Abortion rights will also be a hot issue amid concern over new restrictions imposed by a wave of U.S. states.
Katja Iversen, president of Women Deliver, said the world had reached a “tipping point” on gender equality.
“(There are) conservative winds – sometimes it feels like a storm – blowing against women’s rights,” she told the Thomson Reuters Foundation.
But she also saw a “super momentum” on gender equality and urged everyone to “dream big”.
In 2015, world leaders did just that when they placed girls and women at the heart of the U.N. Sustainable Development Goals (SDGs), promising sweeping transformations by 2030.
The new index ranks 129 countries on dozens of SDG targets related to women, be it health, education, violence or work.
WAKE-UP CALL
Denmark, Finland and Sweden topped the list, while Congo, Democratic Republic of Congo, and Chad came bottom.

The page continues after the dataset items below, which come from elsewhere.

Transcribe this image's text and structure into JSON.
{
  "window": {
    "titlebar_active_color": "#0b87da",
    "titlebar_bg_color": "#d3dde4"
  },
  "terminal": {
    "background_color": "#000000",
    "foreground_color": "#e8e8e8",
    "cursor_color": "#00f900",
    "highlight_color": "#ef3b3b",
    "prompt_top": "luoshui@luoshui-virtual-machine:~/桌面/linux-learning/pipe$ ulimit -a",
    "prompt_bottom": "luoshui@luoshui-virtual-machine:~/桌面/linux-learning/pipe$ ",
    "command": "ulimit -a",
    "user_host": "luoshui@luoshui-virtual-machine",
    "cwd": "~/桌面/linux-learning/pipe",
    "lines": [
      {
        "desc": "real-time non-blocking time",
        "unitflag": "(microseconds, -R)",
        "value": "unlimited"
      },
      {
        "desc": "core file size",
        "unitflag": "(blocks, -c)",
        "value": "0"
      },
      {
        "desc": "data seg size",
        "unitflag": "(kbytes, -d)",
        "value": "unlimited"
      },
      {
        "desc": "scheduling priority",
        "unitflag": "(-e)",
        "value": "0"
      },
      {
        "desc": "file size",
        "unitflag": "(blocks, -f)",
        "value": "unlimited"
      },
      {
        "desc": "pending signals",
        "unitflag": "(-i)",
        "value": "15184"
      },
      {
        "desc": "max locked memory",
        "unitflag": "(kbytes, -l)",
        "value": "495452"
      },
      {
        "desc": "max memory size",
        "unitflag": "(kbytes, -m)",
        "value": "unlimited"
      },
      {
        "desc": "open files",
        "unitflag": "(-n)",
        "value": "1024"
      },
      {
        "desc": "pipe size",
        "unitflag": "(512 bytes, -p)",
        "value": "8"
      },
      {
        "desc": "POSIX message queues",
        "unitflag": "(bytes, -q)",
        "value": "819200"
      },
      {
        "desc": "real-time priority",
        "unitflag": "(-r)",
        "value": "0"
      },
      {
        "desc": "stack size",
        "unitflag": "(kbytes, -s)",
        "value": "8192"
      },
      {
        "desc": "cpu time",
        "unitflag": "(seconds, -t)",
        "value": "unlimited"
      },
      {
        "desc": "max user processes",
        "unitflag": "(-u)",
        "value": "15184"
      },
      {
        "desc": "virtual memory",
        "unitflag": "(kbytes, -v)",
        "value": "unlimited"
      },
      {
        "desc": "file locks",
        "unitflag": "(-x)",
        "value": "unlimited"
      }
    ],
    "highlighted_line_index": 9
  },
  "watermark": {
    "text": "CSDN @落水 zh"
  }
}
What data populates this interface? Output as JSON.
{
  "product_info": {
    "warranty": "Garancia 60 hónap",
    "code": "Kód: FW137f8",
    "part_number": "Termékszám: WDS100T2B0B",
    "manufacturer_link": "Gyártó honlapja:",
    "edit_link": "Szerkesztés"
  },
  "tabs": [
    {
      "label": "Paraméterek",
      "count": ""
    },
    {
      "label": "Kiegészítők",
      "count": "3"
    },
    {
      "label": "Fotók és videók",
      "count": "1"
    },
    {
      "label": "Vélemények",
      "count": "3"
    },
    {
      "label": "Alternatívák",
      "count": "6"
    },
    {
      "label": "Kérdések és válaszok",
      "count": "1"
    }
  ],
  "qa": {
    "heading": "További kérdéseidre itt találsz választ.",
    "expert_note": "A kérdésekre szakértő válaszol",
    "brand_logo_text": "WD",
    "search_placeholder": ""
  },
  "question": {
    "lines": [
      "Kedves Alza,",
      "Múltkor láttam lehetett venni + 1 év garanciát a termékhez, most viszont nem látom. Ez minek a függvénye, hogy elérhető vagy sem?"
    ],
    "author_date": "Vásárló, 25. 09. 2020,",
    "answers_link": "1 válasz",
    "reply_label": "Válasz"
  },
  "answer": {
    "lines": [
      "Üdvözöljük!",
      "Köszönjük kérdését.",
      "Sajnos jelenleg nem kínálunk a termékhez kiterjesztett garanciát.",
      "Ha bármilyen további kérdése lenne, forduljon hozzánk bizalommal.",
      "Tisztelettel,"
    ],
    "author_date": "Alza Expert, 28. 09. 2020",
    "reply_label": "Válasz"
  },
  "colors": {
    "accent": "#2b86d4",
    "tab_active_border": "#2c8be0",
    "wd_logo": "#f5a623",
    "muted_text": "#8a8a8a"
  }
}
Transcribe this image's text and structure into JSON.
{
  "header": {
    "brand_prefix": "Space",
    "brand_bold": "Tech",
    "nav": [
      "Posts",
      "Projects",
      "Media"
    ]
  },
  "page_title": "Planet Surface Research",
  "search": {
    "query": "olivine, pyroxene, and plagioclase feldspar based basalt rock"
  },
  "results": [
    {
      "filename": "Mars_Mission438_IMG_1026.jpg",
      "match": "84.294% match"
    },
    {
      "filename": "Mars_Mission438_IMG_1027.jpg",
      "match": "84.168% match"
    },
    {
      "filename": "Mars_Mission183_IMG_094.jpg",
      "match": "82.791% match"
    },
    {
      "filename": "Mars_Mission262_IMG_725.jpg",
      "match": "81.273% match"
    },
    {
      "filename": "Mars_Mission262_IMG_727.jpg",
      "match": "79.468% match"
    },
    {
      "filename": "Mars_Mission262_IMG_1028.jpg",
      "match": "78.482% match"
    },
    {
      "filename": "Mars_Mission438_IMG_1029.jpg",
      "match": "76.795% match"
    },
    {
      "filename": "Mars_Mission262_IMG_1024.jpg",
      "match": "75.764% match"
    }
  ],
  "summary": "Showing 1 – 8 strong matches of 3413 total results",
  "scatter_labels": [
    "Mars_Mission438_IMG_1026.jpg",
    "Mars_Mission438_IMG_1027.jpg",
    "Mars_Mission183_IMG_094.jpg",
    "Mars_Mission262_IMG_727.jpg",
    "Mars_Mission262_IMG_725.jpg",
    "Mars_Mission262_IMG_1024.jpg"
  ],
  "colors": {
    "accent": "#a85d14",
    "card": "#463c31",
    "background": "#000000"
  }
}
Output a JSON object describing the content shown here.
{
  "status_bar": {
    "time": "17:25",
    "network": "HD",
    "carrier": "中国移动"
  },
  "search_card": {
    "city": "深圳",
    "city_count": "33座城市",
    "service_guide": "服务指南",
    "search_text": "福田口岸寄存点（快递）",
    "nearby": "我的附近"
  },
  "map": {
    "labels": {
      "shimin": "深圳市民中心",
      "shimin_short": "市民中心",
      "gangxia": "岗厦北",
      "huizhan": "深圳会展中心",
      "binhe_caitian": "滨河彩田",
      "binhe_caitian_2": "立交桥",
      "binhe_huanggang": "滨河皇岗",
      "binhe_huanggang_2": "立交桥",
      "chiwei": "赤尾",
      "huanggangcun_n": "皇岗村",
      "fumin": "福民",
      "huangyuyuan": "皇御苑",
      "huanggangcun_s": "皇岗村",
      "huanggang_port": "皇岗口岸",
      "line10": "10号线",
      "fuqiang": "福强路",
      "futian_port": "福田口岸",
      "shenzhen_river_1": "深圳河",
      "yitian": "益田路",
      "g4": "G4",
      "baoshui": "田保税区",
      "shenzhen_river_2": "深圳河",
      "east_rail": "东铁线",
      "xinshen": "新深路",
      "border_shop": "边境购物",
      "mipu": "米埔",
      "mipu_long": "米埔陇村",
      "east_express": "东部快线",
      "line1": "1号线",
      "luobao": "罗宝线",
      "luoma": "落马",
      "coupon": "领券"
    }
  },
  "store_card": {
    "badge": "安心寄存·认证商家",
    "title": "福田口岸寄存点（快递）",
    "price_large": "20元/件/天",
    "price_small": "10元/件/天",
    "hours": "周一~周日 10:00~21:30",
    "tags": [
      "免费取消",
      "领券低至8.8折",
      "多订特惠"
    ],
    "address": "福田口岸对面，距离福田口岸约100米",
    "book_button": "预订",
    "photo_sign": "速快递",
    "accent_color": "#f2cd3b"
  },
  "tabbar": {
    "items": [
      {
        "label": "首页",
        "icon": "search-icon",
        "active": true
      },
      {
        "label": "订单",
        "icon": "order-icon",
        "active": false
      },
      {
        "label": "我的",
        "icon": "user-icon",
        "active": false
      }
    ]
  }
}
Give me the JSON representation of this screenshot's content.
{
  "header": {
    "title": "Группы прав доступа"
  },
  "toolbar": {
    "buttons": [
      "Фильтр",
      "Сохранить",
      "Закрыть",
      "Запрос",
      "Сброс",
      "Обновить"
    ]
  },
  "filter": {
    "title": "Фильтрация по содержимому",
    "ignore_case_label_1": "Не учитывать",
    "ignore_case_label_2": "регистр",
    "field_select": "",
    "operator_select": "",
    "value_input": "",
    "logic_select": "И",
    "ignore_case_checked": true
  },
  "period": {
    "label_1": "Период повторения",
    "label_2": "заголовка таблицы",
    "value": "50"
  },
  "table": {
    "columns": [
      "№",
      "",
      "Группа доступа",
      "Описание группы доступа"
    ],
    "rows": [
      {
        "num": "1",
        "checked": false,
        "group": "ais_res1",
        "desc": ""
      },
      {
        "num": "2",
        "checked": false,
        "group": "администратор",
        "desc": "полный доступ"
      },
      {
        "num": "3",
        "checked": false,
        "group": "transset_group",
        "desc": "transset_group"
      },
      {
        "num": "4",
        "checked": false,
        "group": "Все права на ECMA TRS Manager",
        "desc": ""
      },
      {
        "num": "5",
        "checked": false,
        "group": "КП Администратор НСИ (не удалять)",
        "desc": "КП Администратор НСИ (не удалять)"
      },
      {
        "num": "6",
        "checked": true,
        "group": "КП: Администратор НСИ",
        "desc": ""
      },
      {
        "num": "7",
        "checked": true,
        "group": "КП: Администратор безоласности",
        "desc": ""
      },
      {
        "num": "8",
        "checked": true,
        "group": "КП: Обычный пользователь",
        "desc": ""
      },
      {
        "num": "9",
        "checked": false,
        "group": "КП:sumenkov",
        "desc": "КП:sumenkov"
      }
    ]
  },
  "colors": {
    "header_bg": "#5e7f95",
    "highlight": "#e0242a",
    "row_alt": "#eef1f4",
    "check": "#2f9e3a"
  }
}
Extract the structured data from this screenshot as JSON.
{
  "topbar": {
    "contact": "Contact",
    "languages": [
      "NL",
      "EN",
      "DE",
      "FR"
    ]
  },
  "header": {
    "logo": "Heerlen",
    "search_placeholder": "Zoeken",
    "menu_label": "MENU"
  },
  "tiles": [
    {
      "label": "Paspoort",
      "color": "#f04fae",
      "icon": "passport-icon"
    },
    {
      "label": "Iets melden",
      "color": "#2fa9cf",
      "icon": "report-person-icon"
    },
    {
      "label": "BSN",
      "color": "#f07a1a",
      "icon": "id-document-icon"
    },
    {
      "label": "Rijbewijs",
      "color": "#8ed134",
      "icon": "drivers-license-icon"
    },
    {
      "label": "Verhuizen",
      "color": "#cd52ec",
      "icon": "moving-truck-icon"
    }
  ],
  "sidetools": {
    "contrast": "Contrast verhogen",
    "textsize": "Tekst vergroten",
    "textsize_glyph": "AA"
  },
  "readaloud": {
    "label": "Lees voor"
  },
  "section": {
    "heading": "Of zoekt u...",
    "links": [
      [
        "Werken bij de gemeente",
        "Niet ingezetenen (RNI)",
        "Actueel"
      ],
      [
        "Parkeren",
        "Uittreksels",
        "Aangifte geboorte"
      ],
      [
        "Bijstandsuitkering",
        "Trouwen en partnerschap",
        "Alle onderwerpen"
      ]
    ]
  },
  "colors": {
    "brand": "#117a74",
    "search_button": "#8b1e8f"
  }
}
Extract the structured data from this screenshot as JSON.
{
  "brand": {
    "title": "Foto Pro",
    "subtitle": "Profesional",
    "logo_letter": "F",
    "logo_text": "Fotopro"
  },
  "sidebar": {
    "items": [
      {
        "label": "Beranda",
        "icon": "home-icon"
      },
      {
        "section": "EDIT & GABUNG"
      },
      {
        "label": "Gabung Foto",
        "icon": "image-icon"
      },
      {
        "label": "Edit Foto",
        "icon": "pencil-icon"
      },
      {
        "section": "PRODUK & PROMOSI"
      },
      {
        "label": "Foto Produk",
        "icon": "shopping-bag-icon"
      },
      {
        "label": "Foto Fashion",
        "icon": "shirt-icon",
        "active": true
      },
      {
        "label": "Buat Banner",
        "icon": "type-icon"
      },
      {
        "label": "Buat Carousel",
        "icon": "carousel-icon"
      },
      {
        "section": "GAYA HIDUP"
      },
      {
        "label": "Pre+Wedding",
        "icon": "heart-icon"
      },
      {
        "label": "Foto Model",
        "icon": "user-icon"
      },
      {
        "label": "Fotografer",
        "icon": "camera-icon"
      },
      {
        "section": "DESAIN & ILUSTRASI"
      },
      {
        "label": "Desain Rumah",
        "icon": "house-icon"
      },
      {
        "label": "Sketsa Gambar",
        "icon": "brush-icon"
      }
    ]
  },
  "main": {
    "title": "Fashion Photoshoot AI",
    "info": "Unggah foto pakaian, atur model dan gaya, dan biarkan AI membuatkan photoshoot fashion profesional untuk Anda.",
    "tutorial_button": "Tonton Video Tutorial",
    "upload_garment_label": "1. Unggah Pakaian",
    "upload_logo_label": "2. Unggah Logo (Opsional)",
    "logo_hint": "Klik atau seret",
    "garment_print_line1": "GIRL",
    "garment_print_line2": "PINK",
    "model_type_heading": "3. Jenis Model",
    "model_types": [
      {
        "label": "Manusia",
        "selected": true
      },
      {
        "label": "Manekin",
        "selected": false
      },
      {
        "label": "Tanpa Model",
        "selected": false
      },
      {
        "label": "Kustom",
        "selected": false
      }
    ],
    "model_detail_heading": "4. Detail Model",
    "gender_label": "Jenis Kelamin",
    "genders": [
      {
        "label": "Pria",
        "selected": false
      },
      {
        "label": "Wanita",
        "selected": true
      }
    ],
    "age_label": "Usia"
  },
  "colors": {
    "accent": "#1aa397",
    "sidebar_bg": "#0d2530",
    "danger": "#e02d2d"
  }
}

Nearly 40% of girls and women – 1.4 billion – live in countries graded “very poor”; another 1.4 billion in countries graded “poor”.
Only 8% of girls and women live in countries ranked “good”. No country achieved an “excellent” score, while the global average was “poor”.
Philanthropist Melinda Gates, co-founder of the Bill & Melinda Gates Foundation and a conference speaker, described the report as “a wake-up call to the world”.
But Equal Measures 2030 (EM2030), the partnership behind the index, also noted some surprising success stories.
Senegal has a greater proportion of women in parliament (42%) than Denmark (37%), while three in four Kenyan women use digital banking – higher than many wealthier countries.
“Many countries with the most limited resources are making huge strides in removing the barriers for girls and women … demonstrating that when it comes to gender equality, governments shouldn’t have excuses for inaction,” Gates said.
Researchers said richer countries did not always live up to their promise.
Georgia, Malawi and Vietnam had higher scores than expected based on their GDP per head – a gross domestic product measures the value of a country’s goods and services – while the opposite was true of the United States, Switzerland and South Korea.
EM2030 said the index, which will be regularly updated until 2030, would help advocates to identify gaps and drive change.
WIN-WIN
Another key report to be launched at the conference will look at the future of work and the implications for women of increasing automation, while a third study will examine how to get men to share the burden of unpaid care work.
Iversen said investing in women created a ripple effect that also buoyed families, communities, countries and economies.
“We have dug deep into the evidence and it really shows that a gender equal world is healthier, wealthier, more productive, and more peaceful,” she said.
“If we had gender equality in the work place we could add 26% to GDP – that’s a lot of money,” she added, citing a study by McKinsey Global Institute.
Iversen said she was encouraged to see increasing numbers of countries with gender-equal cabinets and more multinationals putting women in leadership positions.
But Iversen said it was not about power battles.
“Gender equality is also good for men and boys. It’s not women against men, girls against boys. It really is a win-win.”